Les pays développés, minoritaires sur le plan démographique, peuvent-ils imaginer une seconde demeurer dans un îlot de sécurité et de bien-être alors que ces pandémies menacent y compris la sécurité mondiale ? Non, ils ne le peuvent pas. Il s'agit de solidarité, de morale et d'éthique, mais il s'agit aussi d'intérêt bien compris. La catastrophe est à leurs portes. Aujourd'hui, l'Afrique, demain la Chine, l'Inde, le golfe Arabo-Persique, l'Asie centrale. L'incendie se généralise. Il faut des pompiers spécialisés. Il faut de l'argent. Beaucoup d'argent. Il faut aussi une vision, une stratégie, une organisation.
Il y a urgence à ce que, dans ces pays développés, tous les acteurs potentiels se mobilisent. Non seulement les institutions publiques d'aide, mais encore les industries pharmaceutiques, les hôpitaux, les entreprises, les ONG, les citoyens. Tous ont quelque chose à apporter, des technologies à transférer, des médicaments à fournir, des formations à assurer, du soutien aux communautés à assurer, des orphelins à extraire de la rue et à faire grandir.
C'est dans cet esprit que nous avons créé, au début de cette année, une "plate-forme" qui réunit régulièrement, de façon informelle, toutes les catégories d'acteurs qui, en France, participent à cette lutte contre le sida. C'est pour cela aussi que le conseil d'administration du Fonds mondial rassemble des représentants d'Etats du Nord et du Sud, des représentants du secteur privé, entreprises et fondations, des ONG du Sud et des ONG du Nord, dont certaines sont représentatives des malades.
Mais il y a urgence aussi à ce que, dans les pays touchés, une véritable prise de conscience se produise et que les Etats et les sociétés se mobilisent. Il faut que cessent le déni de la maladie, la stigmatisation des personnes infectées, la maltraitance des femmes contaminées par leur mari. Il faut des plans d'action précis et concrets qui atteignent directement les populations touchées. De très grands progrès ont été accomplis au cours des dix dernières années, mais c'est encore loin d'être suffisant.
L'aide apportée par le Fonds mondial est l'un des facteurs de cette prise de conscience : les programmes qu'il finance, sous forme de dons, doivent avoir été élaborés et doivent être mis en oeuvre aussi bien par les gouvernements que par les représentants de la société civile. Le Fonds ne se pose en concurrent ni des coopérations menées par chaque pays - à commencer par la coopération française - ni d'organisations internationales comme l'OMS ou Onusida, qui ont vocation l'une à traiter de tout ce qui touche à la santé publique, l'autre à coordonner l'action des agences de l'ONU et à aider les pays à bâtir leurs programmes de lutte contre le sida. Il est additionnel et complémentaire. C'est pourquoi Jacques Chirac a annoncé à Evian que la France allait tripler sa contribution en la portant à 450 millions d'euros sur trois ans.

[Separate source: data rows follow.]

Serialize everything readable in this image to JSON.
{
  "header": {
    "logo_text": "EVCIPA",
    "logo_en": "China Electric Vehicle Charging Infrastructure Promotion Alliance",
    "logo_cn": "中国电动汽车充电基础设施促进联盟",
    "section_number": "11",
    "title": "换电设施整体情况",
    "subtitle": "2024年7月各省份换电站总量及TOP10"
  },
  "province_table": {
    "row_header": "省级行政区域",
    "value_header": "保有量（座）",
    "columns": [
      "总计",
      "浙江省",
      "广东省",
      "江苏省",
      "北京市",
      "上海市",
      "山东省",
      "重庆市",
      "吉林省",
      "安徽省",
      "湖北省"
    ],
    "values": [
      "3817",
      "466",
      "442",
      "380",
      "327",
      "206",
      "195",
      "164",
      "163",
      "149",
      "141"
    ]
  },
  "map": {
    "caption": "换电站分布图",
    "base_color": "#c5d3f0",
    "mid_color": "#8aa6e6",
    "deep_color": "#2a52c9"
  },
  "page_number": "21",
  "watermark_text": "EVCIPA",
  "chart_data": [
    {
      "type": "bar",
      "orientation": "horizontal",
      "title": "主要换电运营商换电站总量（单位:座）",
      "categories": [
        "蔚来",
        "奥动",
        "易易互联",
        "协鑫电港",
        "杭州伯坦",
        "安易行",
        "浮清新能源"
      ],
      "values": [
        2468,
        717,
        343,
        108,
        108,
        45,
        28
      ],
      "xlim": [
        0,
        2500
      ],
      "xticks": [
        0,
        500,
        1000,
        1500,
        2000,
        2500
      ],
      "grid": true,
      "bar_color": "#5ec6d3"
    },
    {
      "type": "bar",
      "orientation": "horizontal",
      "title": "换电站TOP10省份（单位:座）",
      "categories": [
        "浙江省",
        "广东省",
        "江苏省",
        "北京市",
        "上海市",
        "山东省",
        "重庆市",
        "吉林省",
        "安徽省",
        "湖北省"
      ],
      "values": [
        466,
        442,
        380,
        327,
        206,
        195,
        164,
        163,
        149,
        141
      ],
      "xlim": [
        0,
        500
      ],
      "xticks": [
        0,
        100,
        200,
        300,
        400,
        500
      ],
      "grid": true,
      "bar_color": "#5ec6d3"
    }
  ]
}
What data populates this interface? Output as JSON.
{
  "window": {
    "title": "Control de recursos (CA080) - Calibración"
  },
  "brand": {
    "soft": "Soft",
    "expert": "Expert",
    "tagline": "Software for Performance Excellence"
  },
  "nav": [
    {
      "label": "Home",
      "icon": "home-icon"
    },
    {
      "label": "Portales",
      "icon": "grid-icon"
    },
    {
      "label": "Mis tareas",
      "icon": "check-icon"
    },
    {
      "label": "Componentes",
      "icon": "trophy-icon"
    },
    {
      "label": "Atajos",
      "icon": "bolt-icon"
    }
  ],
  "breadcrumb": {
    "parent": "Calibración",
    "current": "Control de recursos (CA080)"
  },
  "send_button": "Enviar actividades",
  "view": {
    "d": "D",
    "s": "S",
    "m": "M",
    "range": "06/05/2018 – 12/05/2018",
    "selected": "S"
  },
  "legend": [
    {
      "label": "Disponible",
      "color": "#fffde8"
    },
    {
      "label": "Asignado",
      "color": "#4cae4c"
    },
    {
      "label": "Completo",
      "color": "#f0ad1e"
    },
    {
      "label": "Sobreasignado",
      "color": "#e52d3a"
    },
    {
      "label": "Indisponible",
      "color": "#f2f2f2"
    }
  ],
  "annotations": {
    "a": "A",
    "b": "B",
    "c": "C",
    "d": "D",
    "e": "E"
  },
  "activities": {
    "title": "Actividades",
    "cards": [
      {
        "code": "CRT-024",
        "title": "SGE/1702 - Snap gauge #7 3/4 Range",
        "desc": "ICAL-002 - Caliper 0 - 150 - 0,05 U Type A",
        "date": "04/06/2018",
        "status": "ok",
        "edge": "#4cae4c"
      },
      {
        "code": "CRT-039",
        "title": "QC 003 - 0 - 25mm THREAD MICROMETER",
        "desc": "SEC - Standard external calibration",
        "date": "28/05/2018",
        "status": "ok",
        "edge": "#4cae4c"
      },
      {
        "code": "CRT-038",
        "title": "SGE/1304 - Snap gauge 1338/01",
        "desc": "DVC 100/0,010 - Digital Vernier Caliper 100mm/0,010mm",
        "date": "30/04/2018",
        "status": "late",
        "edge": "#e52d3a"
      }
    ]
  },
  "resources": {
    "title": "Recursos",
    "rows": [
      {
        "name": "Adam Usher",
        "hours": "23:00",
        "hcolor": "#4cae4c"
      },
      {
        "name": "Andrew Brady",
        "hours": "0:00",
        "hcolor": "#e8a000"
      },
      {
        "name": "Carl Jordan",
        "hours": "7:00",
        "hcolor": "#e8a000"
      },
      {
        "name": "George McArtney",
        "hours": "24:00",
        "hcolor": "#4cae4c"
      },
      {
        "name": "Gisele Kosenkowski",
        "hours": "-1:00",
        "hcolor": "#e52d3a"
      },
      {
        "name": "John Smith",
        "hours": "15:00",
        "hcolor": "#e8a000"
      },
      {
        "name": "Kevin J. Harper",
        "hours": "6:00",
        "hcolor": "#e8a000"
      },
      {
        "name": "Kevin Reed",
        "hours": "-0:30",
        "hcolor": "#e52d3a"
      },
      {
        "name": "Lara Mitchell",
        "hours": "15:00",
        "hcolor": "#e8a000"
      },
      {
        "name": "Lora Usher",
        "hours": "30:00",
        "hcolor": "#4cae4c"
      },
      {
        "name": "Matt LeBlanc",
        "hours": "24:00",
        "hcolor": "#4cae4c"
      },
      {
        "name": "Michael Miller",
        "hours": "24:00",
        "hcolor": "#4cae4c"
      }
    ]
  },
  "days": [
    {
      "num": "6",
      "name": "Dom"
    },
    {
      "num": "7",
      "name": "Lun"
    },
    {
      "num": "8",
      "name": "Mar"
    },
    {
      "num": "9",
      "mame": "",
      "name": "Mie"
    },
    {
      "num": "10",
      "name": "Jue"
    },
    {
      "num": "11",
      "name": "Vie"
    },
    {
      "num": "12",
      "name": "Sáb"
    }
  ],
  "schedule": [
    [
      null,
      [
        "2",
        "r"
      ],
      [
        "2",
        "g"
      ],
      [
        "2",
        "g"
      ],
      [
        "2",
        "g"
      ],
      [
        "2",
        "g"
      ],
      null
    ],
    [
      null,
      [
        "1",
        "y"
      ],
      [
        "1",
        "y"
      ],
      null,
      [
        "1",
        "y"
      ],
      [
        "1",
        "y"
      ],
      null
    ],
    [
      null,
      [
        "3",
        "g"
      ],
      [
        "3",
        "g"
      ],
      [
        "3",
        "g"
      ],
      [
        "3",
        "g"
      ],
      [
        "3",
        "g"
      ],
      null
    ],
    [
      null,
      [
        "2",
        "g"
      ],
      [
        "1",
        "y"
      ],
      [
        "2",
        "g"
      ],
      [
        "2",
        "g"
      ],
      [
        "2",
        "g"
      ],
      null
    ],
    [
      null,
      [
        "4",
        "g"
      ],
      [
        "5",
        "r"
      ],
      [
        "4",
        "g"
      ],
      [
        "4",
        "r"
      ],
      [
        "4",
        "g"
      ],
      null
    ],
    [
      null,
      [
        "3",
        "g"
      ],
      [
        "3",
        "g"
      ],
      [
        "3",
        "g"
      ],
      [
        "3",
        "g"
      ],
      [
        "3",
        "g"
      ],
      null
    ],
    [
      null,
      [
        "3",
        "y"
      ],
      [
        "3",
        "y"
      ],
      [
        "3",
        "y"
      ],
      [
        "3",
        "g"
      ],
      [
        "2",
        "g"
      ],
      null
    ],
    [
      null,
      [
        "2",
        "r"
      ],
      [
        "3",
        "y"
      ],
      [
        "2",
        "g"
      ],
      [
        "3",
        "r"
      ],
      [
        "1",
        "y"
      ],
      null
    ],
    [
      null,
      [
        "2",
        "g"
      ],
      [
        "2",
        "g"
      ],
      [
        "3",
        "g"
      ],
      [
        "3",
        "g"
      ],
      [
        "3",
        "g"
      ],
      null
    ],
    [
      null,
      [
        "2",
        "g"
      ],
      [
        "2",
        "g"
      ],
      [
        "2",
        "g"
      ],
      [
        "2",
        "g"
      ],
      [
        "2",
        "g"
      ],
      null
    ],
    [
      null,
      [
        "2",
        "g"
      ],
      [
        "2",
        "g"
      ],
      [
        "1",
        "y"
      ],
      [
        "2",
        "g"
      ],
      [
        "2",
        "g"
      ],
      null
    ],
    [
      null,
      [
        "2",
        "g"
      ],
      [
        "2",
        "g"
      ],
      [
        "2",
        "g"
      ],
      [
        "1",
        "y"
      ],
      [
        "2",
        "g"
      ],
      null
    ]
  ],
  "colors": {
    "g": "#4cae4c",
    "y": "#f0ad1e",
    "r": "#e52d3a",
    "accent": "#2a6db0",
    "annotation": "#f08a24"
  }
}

C'est aussi parce que la réponse du Fonds mondial est en harmonie avec la nôtre, qui refuse de dissocier la prévention et l'accès aux soins et aux médicaments. Quel bouleversement ! Le temps est encore tout proche où certains hauts responsables prétendaient que les populations africaines ne seraient pas aptes à respecter les contraintes d'une trithérapie, puisqu'elles étaient censées être incapables de lire l'heure.